One of the most controversial chapters in college football history involves how schools count their college football national championship claims. Alabama currently claims 18 national championships through creative accounting. Their 1941 claim comes from a selector called the Holgate system despite finishing 20th in the AP poll that year.
Other programs in college football history have taken a different approach. Penn State leaves potential 1969 and 1994 titles unclaimed. Nebraska ignores seven possible championships from early selectors. Michigan has about six unclaimed titles from various selectors. These programs decided that claiming championships nobody remembers isn’t worth the asterisk.
Alabama’s aggressive approach to college football national championship claims has shaped recruiting pitches and program perception for decades.
The 1984 season represents a pivotal moment in college football history. BYU from the Western Athletic Conference finished as the only undefeated team in America. The establishment revolted. Oklahoma’s Barry Switzer campaigned against their college football national championship claim. NBC’s Bryant Gumbel dismissed their opponents as “bow-diddley tech.”

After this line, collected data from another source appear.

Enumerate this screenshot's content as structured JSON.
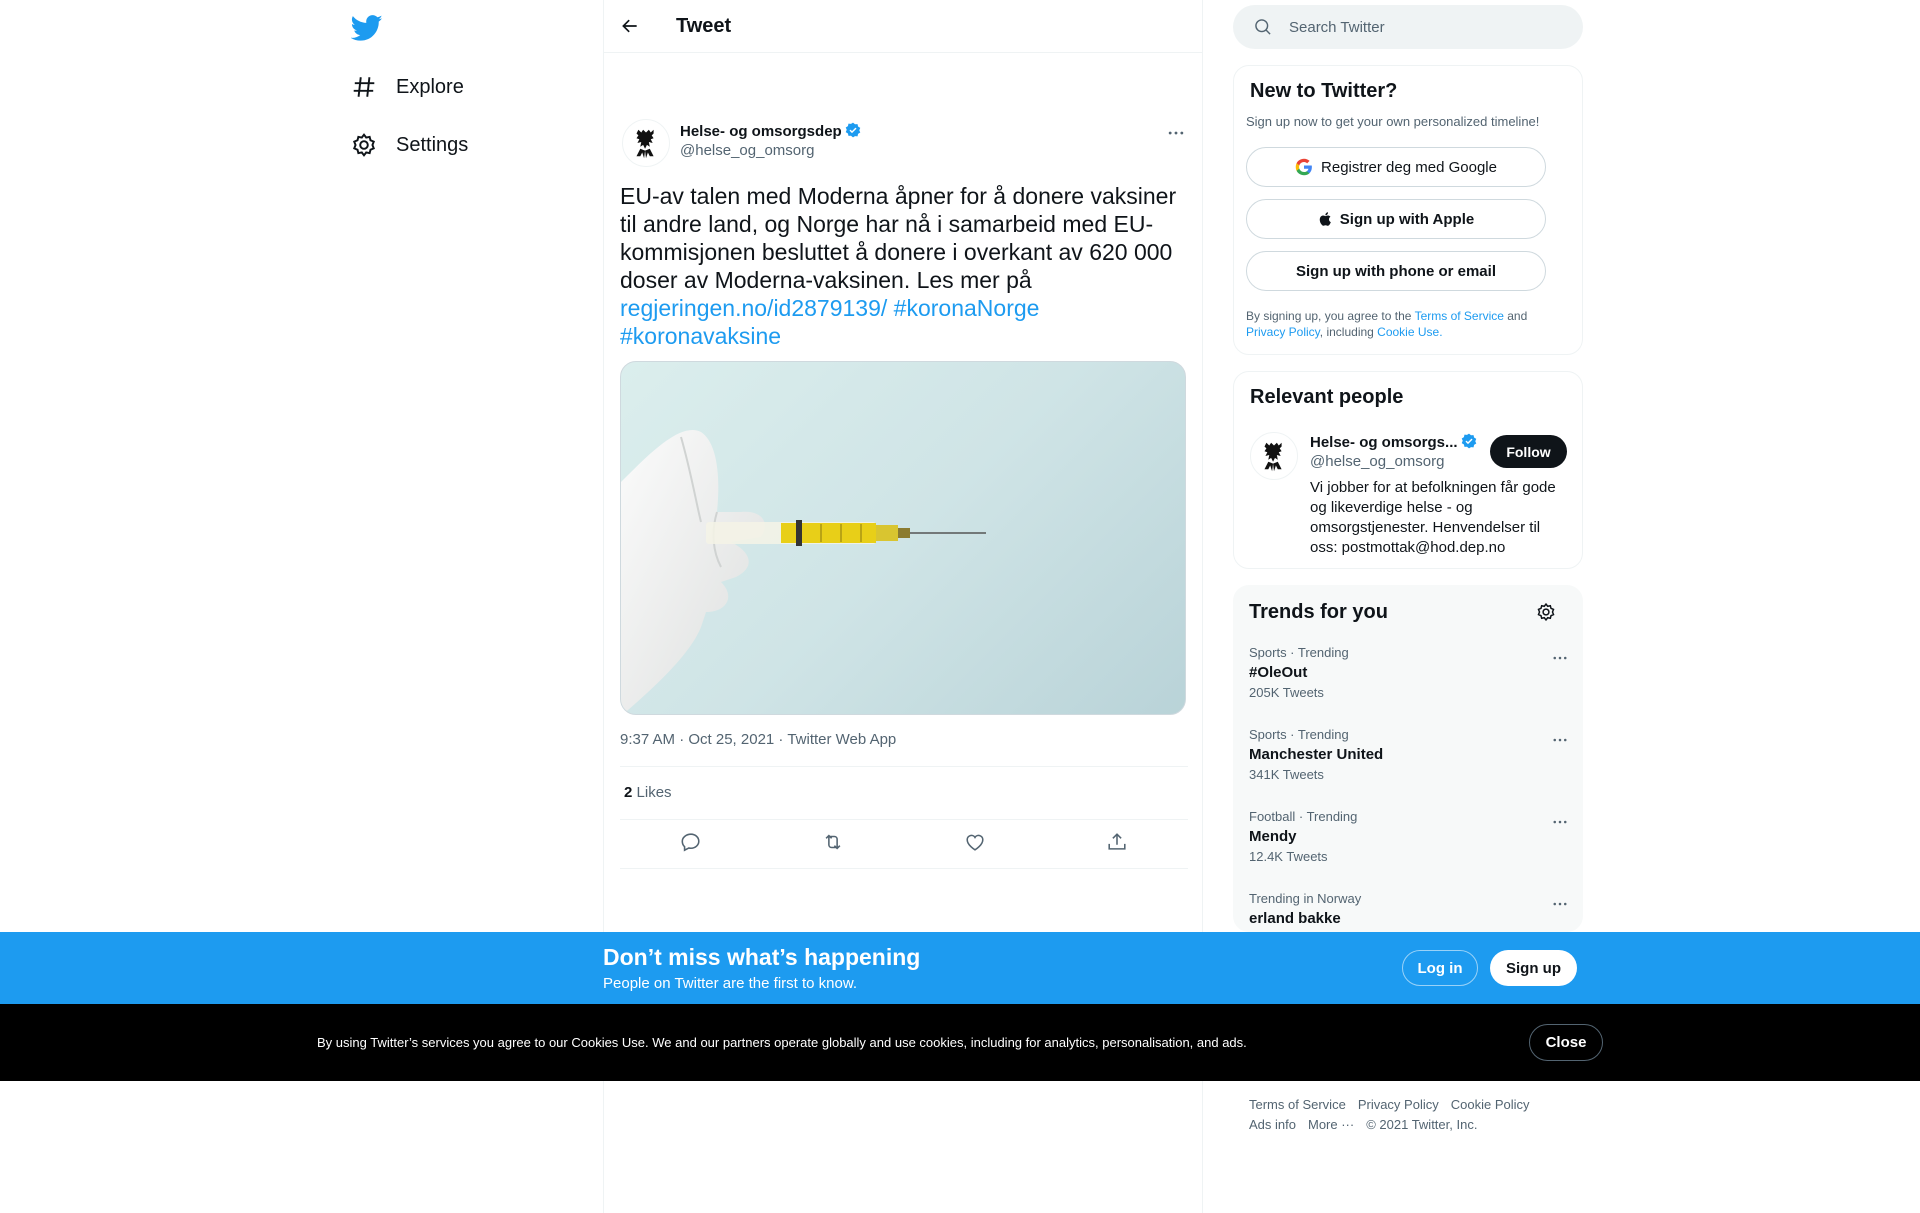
{
  "colors": {
    "accent": "#1d9bf0",
    "text": "#0f1419",
    "muted": "#536471",
    "border": "#eff3f4"
  },
  "nav": {
    "logo_icon": "twitter-bird-icon",
    "items": [
      {
        "label": "Explore",
        "icon": "hashtag-icon"
      },
      {
        "label": "Settings",
        "icon": "gear-icon"
      }
    ]
  },
  "header": {
    "title": "Tweet",
    "back_icon": "arrow-left-icon"
  },
  "tweet": {
    "author_name": "Helse- og omsorgsdep",
    "author_handle": "@helse_og_omsorg",
    "text": "EU-av talen med Moderna åpner for å donere vaksiner til andre land, og Norge har nå i samarbeid med EU-kommisjonen besluttet å donere i overkant av 620 000 doser av Moderna-vaksinen. Les mer på ",
    "link": "regjeringen.no/id2879139/",
    "hashtag1": "#koronaNorge",
    "hashtag2": "#koronavaksine",
    "timestamp": "9:37 AM · Oct 25, 2021 · Twitter Web App",
    "likes_count": "2",
    "likes_label": "Likes"
  },
  "search": {
    "placeholder": "Search Twitter"
  },
  "signup_card": {
    "title": "New to Twitter?",
    "subtitle": "Sign up now to get your own personalized timeline!",
    "google_label": "Registrer deg med Google",
    "apple_label": "Sign up with Apple",
    "phone_label": "Sign up with phone or email",
    "legal_prefix": "By signing up, you agree to the ",
    "terms": "Terms of Service",
    "and": " and ",
    "privacy": "Privacy Policy",
    "including": ", including ",
    "cookie": "Cookie Use."
  },
  "relevant_people": {
    "title": "Relevant people",
    "name": "Helse- og omsorgs...",
    "handle": "@helse_og_omsorg",
    "follow_label": "Follow",
    "bio": "Vi jobber for at befolkningen får gode og likeverdige helse - og omsorgstjenester. Henvendelser til oss: postmottak@hod.dep.no"
  },
  "trends": {
    "title": "Trends for you",
    "items": [
      {
        "meta": "Sports · Trending",
        "name": "#OleOut",
        "count": "205K Tweets"
      },
      {
        "meta": "Sports · Trending",
        "name": "Manchester United",
        "count": "341K Tweets"
      },
      {
        "meta": "Football · Trending",
        "name": "Mendy",
        "count": "12.4K Tweets"
      },
      {
        "meta": "Trending in Norway",
        "name": "erland bakke",
        "count": ""
      }
    ]
  },
  "footer": {
    "terms": "Terms of Service",
    "privacy": "Privacy Policy",
    "cookie": "Cookie Policy",
    "ads": "Ads info",
    "more": "More ···",
    "copyright": "© 2021 Twitter, Inc."
  },
  "bottom_bar": {
    "title": "Don’t miss what’s happening",
    "subtitle": "People on Twitter are the first to know.",
    "login_label": "Log in",
    "signup_label": "Sign up"
  },
  "cookie_bar": {
    "text": "By using Twitter’s services you agree to our Cookies Use. We and our partners operate globally and use cookies, including for analytics, personalisation, and ads.",
    "close_label": "Close"
  }
}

BYU won the Holiday Bowl and claimed the college football national championship anyway. The power brokers responded by building systems to ensure outsiders could never crash the party again, reshaping college football history forever.
The Bowl Championship Series launched in 1998, promising to use computers to determine college football national championship matchups. College football history would finally have mathematical precision.
The system failed spectacularly. In 2003, USC was unanimous number one in every human poll. But BCS computers ranked LSU and Oklahoma higher. The AP writers revolted and crowned USC anyway, creating another split in college football history.
Richard Billingsley, whose computer poll helped determine BCS matchups, had no mathematical training. The country music consultant’s formula shaped college football national championship outcomes for over a decade.
The College Football Playoff arrived in 2014, promising to finally settle the college football national championship on the field. Four teams, three games, one undisputed champion.
The arguments in college football history didn’t stop. They shifted from debating number one versus number two to debating number four versus number five. The 12-team expansion in 2024 only multiplied the friction. Every November brings new seeding controversies that echo the disputes Park Davis was trying to resolve in 1930.
After 150 years of college football history, we must acknowledge an uncomfortable truth: the chaos surrounding the college football national championship isn’t a bug in the system. It IS the system. The lack of clarity is exactly what makes college football history so rich, frustrating, and endlessly debatable.
Proposals to create NFL-style structures miss what makes college football history unique. The arguments, the grievances, the feeling that your team was cheated by an unfair system—these aren’t problems to solve. They’re features that keep fans engaged across generations.